I was astounded. The Prefect appeared absolutely thunderstricken. For some minutes he remained speechless and motionless, less, looking incredulously at my friend with open mouth, and eyes that seemed starting from their sockets; then, apparently in some measure, he seized a pen, and after several pauses and vacant stares, finally filled up and signed a check for fifty thousand francs, and handed it across the table to Dupin. The latter examined it carefully and deposited it in his pocket-book; then, unlocking an escritoire, took thence a letter and gave it to the Prefect. This functionary grasped it in a perfect agony of joy, opened it with a trembling hand, cast a rapid glance at its contents, and then, scrambling and struggling to the door, rushed at length unceremoniously from the room and from the house, without having uttered a syllable since Dupin had requested him to fill up the check.

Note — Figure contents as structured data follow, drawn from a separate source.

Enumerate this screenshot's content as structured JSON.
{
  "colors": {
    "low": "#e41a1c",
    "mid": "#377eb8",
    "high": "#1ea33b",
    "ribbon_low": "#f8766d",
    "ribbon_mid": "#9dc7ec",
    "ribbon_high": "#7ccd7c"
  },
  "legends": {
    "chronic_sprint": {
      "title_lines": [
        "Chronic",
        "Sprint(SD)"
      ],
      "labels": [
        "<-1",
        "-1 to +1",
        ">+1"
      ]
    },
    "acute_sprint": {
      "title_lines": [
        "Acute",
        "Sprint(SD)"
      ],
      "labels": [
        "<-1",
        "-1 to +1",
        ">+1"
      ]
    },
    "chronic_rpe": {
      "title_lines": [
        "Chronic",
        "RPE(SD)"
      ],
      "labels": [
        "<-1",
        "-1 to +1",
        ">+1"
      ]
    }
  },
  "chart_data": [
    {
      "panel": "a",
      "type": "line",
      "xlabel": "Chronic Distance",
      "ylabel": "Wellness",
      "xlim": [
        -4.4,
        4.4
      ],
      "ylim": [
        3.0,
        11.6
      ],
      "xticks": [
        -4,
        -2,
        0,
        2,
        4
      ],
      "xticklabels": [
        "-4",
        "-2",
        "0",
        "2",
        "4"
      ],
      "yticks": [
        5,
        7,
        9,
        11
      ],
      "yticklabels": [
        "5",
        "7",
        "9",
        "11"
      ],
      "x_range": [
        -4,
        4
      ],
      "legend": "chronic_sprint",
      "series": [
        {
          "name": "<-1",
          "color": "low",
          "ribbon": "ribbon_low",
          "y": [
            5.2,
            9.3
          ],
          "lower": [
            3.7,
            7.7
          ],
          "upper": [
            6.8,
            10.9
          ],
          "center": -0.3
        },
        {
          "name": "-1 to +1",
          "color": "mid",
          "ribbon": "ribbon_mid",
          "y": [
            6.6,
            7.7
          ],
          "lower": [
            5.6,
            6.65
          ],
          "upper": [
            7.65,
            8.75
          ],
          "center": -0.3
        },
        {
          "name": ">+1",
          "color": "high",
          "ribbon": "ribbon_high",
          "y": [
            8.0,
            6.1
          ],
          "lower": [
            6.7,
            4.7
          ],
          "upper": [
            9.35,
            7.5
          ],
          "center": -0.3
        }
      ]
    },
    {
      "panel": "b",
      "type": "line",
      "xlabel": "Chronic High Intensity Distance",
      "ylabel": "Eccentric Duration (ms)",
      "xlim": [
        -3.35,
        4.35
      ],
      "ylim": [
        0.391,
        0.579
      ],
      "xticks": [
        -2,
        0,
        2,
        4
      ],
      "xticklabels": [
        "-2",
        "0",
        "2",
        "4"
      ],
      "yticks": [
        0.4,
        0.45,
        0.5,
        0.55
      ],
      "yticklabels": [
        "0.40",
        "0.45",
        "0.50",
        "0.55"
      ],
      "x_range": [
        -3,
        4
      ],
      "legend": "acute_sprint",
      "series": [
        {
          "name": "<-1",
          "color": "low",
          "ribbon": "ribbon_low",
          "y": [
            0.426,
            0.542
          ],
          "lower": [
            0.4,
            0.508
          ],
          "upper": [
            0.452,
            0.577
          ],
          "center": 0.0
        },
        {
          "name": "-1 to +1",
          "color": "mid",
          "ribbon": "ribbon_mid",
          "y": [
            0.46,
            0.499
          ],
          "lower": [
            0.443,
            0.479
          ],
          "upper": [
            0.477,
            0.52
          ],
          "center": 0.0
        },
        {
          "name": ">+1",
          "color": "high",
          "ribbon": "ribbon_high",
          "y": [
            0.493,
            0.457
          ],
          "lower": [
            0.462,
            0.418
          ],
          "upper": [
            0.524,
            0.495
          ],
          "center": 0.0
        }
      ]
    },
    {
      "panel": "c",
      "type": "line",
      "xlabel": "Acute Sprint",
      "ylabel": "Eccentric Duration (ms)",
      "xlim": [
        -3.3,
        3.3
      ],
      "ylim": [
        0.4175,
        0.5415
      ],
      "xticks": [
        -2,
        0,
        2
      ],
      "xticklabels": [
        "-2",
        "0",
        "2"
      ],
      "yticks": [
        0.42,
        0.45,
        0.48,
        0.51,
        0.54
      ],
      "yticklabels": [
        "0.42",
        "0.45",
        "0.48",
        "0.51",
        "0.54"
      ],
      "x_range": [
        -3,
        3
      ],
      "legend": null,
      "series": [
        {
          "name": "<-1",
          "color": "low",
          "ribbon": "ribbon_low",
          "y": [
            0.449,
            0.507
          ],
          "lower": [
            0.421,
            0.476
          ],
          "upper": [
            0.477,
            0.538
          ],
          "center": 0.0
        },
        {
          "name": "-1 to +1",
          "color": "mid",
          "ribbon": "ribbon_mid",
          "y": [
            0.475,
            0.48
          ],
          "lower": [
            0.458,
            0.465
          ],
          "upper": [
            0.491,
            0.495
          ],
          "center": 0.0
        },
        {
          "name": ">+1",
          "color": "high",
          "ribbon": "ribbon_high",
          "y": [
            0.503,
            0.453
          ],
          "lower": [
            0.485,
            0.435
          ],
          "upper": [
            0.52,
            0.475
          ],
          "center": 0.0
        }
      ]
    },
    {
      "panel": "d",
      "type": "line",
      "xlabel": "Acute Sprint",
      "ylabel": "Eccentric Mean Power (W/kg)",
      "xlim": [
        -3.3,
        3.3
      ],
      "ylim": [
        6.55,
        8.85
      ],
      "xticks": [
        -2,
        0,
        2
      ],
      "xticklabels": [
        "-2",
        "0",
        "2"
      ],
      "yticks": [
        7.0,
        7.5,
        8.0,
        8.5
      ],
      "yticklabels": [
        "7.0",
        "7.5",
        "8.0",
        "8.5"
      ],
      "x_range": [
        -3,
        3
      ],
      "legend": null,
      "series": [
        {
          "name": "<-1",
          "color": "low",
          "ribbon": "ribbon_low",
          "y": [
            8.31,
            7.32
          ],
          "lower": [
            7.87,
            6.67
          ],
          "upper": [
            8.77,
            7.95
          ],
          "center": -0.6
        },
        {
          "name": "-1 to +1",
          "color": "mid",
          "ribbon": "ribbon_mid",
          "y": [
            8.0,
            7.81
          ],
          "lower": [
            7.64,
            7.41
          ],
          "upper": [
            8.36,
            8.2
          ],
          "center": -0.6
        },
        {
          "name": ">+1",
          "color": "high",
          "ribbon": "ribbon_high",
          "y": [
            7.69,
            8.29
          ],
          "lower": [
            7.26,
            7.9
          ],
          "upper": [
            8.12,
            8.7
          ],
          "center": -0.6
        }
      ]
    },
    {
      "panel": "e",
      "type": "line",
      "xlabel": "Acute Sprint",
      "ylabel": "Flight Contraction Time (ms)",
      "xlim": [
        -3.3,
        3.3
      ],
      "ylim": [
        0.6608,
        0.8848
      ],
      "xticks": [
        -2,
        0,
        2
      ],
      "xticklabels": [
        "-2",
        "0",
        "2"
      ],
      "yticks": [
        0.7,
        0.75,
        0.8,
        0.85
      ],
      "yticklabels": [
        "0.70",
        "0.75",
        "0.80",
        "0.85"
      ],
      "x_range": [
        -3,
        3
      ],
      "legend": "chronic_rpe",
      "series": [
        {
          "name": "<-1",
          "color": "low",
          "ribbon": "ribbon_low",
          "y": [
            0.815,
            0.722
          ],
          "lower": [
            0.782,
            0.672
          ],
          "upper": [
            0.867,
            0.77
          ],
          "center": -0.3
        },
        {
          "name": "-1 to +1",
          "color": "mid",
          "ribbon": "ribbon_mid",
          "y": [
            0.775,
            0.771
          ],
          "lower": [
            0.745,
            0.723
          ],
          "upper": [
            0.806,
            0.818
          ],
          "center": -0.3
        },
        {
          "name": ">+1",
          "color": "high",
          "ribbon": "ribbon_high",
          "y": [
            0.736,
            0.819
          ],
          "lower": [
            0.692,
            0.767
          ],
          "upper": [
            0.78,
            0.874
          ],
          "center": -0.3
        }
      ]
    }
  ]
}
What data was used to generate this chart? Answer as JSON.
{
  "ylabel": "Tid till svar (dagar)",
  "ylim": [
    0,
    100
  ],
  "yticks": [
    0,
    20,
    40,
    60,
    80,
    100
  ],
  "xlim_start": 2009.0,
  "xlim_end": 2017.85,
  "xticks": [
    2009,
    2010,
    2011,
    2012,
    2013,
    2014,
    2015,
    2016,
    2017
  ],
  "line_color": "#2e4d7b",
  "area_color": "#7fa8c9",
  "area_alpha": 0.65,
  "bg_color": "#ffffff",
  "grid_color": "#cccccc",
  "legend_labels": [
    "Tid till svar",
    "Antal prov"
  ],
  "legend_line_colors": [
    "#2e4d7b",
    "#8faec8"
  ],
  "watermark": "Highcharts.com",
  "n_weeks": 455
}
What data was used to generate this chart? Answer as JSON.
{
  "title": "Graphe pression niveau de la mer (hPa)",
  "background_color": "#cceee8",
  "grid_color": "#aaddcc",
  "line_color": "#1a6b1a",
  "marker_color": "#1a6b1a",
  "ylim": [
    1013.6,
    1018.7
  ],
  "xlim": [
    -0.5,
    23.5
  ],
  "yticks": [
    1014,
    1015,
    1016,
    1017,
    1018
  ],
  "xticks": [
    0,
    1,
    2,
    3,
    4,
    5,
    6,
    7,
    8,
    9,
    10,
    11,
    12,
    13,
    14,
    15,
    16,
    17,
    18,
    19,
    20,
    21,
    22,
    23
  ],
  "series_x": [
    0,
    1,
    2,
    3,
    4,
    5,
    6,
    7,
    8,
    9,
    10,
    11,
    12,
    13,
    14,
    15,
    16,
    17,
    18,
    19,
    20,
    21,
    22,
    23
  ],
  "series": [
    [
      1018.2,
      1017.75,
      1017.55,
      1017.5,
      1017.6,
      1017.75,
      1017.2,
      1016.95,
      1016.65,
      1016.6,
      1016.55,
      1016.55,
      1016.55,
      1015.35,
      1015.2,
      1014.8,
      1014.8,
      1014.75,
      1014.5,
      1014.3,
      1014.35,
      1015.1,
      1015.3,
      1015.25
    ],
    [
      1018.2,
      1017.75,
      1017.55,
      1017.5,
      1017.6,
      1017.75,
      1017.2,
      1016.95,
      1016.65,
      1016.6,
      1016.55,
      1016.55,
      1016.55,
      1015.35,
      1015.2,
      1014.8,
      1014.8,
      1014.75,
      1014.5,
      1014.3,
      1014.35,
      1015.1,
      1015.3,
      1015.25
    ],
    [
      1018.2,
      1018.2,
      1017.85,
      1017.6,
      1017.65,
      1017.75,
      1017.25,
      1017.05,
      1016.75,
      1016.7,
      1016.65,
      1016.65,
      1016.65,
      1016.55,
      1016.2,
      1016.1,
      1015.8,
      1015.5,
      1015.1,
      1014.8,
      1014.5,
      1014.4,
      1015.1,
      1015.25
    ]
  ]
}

When he had gone, my friend entered into some explanations.

So the Prefect departs without any notion that the Minister still believes himself in possession of the letter; the Prefect, and by extension that exalted personage for whom he is agent, does not know that the Minister does not know. The question is, who will first discover this state of affairs? Every indication would seem to favor the Minister in this regard: his powers of discernment already having been demonstrated in the original theft, supported by the digression on games (an identification of the reasoner's intellect with that of his opponent. [...] And the identification [...] of the reasoner's intellect with that of his opponent, depends, if I understand you aright upon the accuracy with which the opponent's intellect is admeasured. [NB: I particularly like the interpolation of "if I understand you aright"]) and the following adumbration of the false duality between poet and mathematician (with another nice touch: Bryant, in his very learned 'Mythology,' mentions an analogous source of error, when he says that 'although the Pagan fables are not believed, yet we forget ourselves continually, and make inferences from them as existing realities.'). The repossession of the letter will change the behavior of both the Prefect and of the exalted lady in response to and even prior to any attempted continued usage of the Minister's supposed but now non-existent power. The Prefect's diligence in tracking the Minister will relent; any subsequent audience with the lady will evince changed circumstances by her newly-found confidence in dealings with the Minister. So Dupin's supposition that the Minister "will proceed with his exactions" is flawed, and so too the consequent "political destruction ... not ... more precipitate than awkward." While this course of events is indeed possible, it presupposes an unlikely blind spot in the Minister's dealings, and suggests a blind spot in Dupin's. But I do not think that this is a point that Poe overlooked in his composition of this tale, but rather something hidden in plain view for the astute reader (who, me?) to discover.